Ein nigerianischer Erfinder hat ein einfaches, aber wirksames und den Gegebenheiten Afrikas angepasstes System entwickelt, um Büroangestellte während der Arbeitszeit frisch zu halten.

Sie sind teuer und, sollten Gas oder Elektrizität fehlen, ohnehin nutzlos: Klimaanlagen - weshalb sie im ländlichen Afrika kein weit verbreitetes Haushaltsgerät sind. Einen Weg, das Verderben der Büroangestellten durch die große Hitze zu verhindern, hat jetzt der nigerianische Kleinunternehmer Mohammed Bah Abba gefunden, Spross einer Töpferfamilie. Dabei kam ihm das gesammelte Wissen seiner Vorfahren zugute.

Angeregt von irdenen Gefäßen, die früher dazu dienten, Wasser zu kühlen, nahm er zwei zylindrische Tongefäße von unterschiedlichem Durchmesser und stellte sie ineinander. Der Durchmesser der beiden Gefäße ist so zu wählen, dass die zu kühlende Person im inneren=kleineren Topf bequem Platz hat. Den Zwischenraum füllte er mit nassem Sand und hielt ihn feucht, sodass beide Töpfe klamm blieben. Den inneren Behälter deckte er mit einem feuchten Tuch ab, platzierte die Gefäße jeweils in Arbeitshöhe vor die Schreibtische.

In dieser Anordnung verdunstet das in der Sandschicht gespeicherte Wasser an der Außenwand des großen Topfes, und die entstehende Verdunstungskälte senkt die Temperatur im kleinen Gefäß, in dem sich der Büroangestellte befindet, um mehrere Grad.

Ein solches Kühlsystem hemmt die Vermehrung schädlicher Mikroben und, so zeigte sich, ist in der Lage, auch Tomaten und Paprikaschoten drei Wochen frisch zu halten, Auberginen sogar bis zu 27 Tage.

Abbas Idee wurde in diesem Jahr mit einem Rolex-Preis für Unternehmungsgeist ausgezeichnet - und erwies sich außerdem als sehr erfolgreich: Mittlerweile wurden rund 12 000 Stück des umgerechnet etwa 90 Pfennig kostenden Ton-in-Ton-Kühlers gefertigt.

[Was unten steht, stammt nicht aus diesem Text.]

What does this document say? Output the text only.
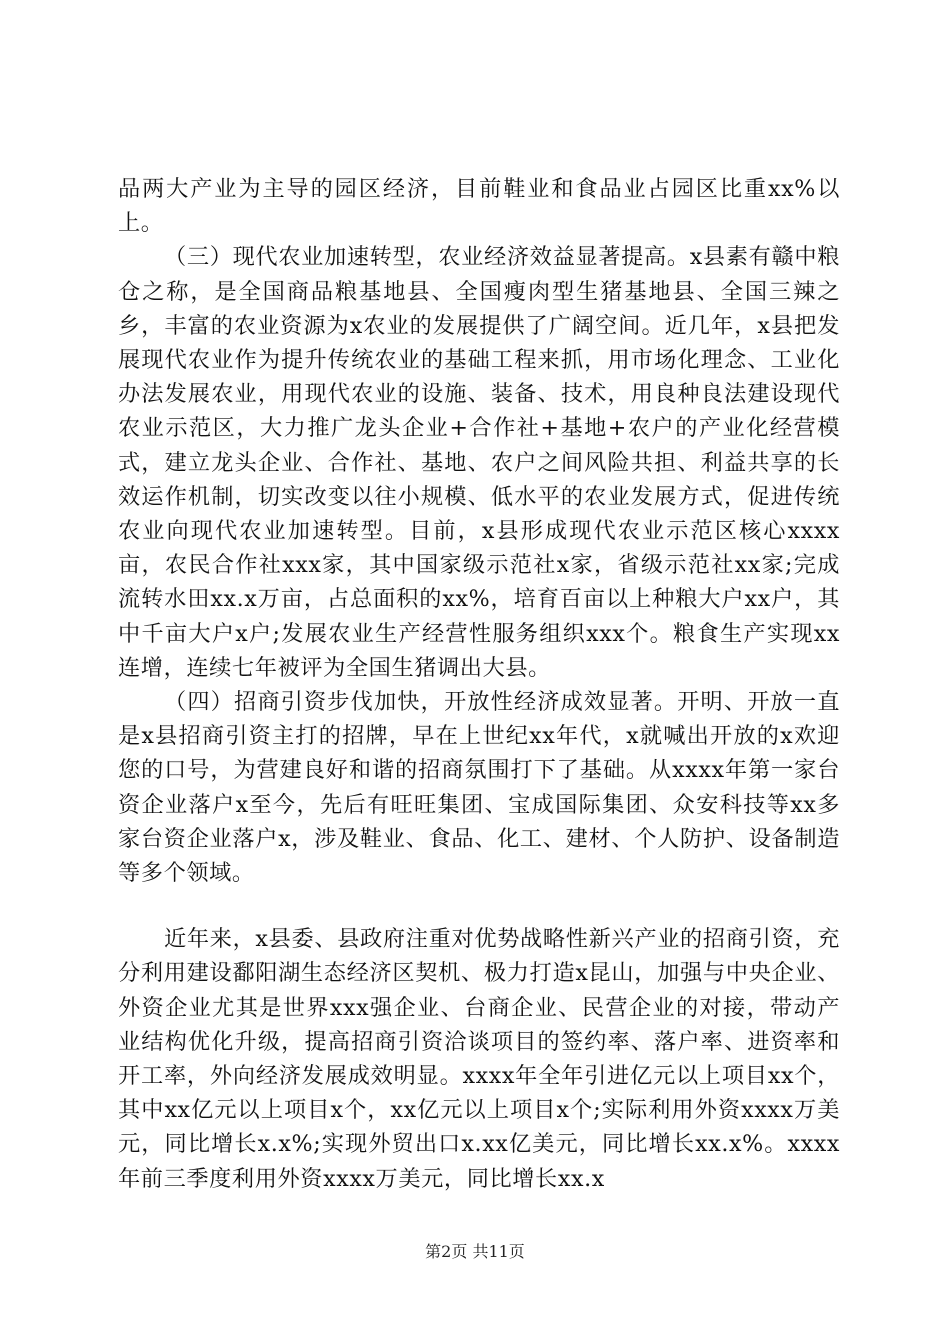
品两大产业为主导的园区经济，目前鞋业和食品业占园区比重xx%以上。

（三）现代农业加速转型，农业经济效益显著提高。x县素有赣中粮仓之称，是全国商品粮基地县、全国瘦肉型生猪基地县、全国三辣之乡，丰富的农业资源为x农业的发展提供了广阔空间。近几年，x县把发展现代农业作为提升传统农业的基础工程来抓，用市场化理念、工业化办法发展农业，用现代农业的设施、装备、技术，用良种良法建设现代农业示范区，大力推广龙头企业+合作社+基地+农户的产业化经营模式，建立龙头企业、合作社、基地、农户之间风险共担、利益共享的长效运作机制，切实改变以往小规模、低水平的农业发展方式，促进传统农业向现代农业加速转型。目前，x县形成现代农业示范区核心xxxx亩，农民合作社xxx家，其中国家级示范社x家，省级示范社xx家;完成流转水田xx.x万亩，占总面积的xx%，培育百亩以上种粮大户xx户，其中千亩大户x户;发展农业生产经营性服务组织xxx个。粮食生产实现xx连增，连续七年被评为全国生猪调出大县。

（四）招商引资步伐加快，开放性经济成效显著。开明、开放一直是x县招商引资主打的招牌，早在上世纪xx年代，x就喊出开放的x欢迎您的口号，为营建良好和谐的招商氛围打下了基础。从xxxx年第一家台资企业落户x至今，先后有旺旺集团、宝成国际集团、众安科技等xx多家台资企业落户x，涉及鞋业、食品、化工、建材、个人防护、设备制造等多个领域。

近年来，x县委、县政府注重对优势战略性新兴产业的招商引资，充分利用建设鄱阳湖生态经济区契机、极力打造x昆山，加强与中央企业、外资企业尤其是世界xxx强企业、台商企业、民营企业的对接，带动产业结构优化升级，提高招商引资洽谈项目的签约率、落户率、进资率和开工率，外向经济发展成效明显。xxxx年全年引进亿元以上项目xx个，其中xx亿元以上项目x个，xx亿元以上项目x个;实际利用外资xxxx万美元，同比增长x.x%;实现外贸出口x.xx亿美元，同比增长xx.x%。xxxx年前三季度利用外资xxxx万美元，同比增长xx.x

第2页 共11页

Im ländlichen Jigawa im Norden Nigerias verwenden ihn nach Schätzung Abbas derzeit drei Viertel der Unternehmen wie Siemens, Daimler-Chrysler und IBM. Und schon bald will der Erfinder damit auch vier benachbarte Bundesstaaten Nigerias beliefern.

aus www.geo.de
HubertHunold,

12000 x 90 Pfennig? Das sind sage und schreibe 10.800 DM. Ich denke, wir sollten vor einem Investment mal die weitere Entwicklung abwarten!

:D

g4
Bei uns hätte das keine Zukunft, weil wir haben ja keine Büropygmäen...
@ge4teilter
Sind Sie verrückt? :eek:
Der Mann hat Siemens und Daimler auf der Kundenliste und
macht mehr Umsatz, als manches Unternehmen am Neuen
Markt. Wenn es Herrn Abba gelingt, qualifizierte Mitarbeiter zu
finden und vielleicht sogar ein Franchiseunternehmen auszu-
rollen, dann liefert er bis Kühlungsborn, vielleicht. :laugh:
Geben Sie Ihren Tip bloss nicht dem RichManMaker, sonst ist
hier morgen die Hölle los! :laugh:

Hubert Hunold
Hubi,

möglicherweise irren Sie hier ein wenig. Vom Umsatz her hängt ihn manches NM-Unternehmen noch ab, sicherlich nicht aber nicht bei der Ertragslage! :D

Wir sollten ihn weiter beobachten!

P.S. Das Exportmodell ist natürlich größer, so daß auch der normdeutsche Durchschnittsbüromensch mit 1,69 m Größe und 106 kg Gewicht hineinpaßt!

:D

g4
Noch ne Frage: Wie lange hält sich dann so ein durchschnittlicher Sesselfurzer darin frisch?
Gibt es ein Pfandsystem? - Wegen der Entsorgung...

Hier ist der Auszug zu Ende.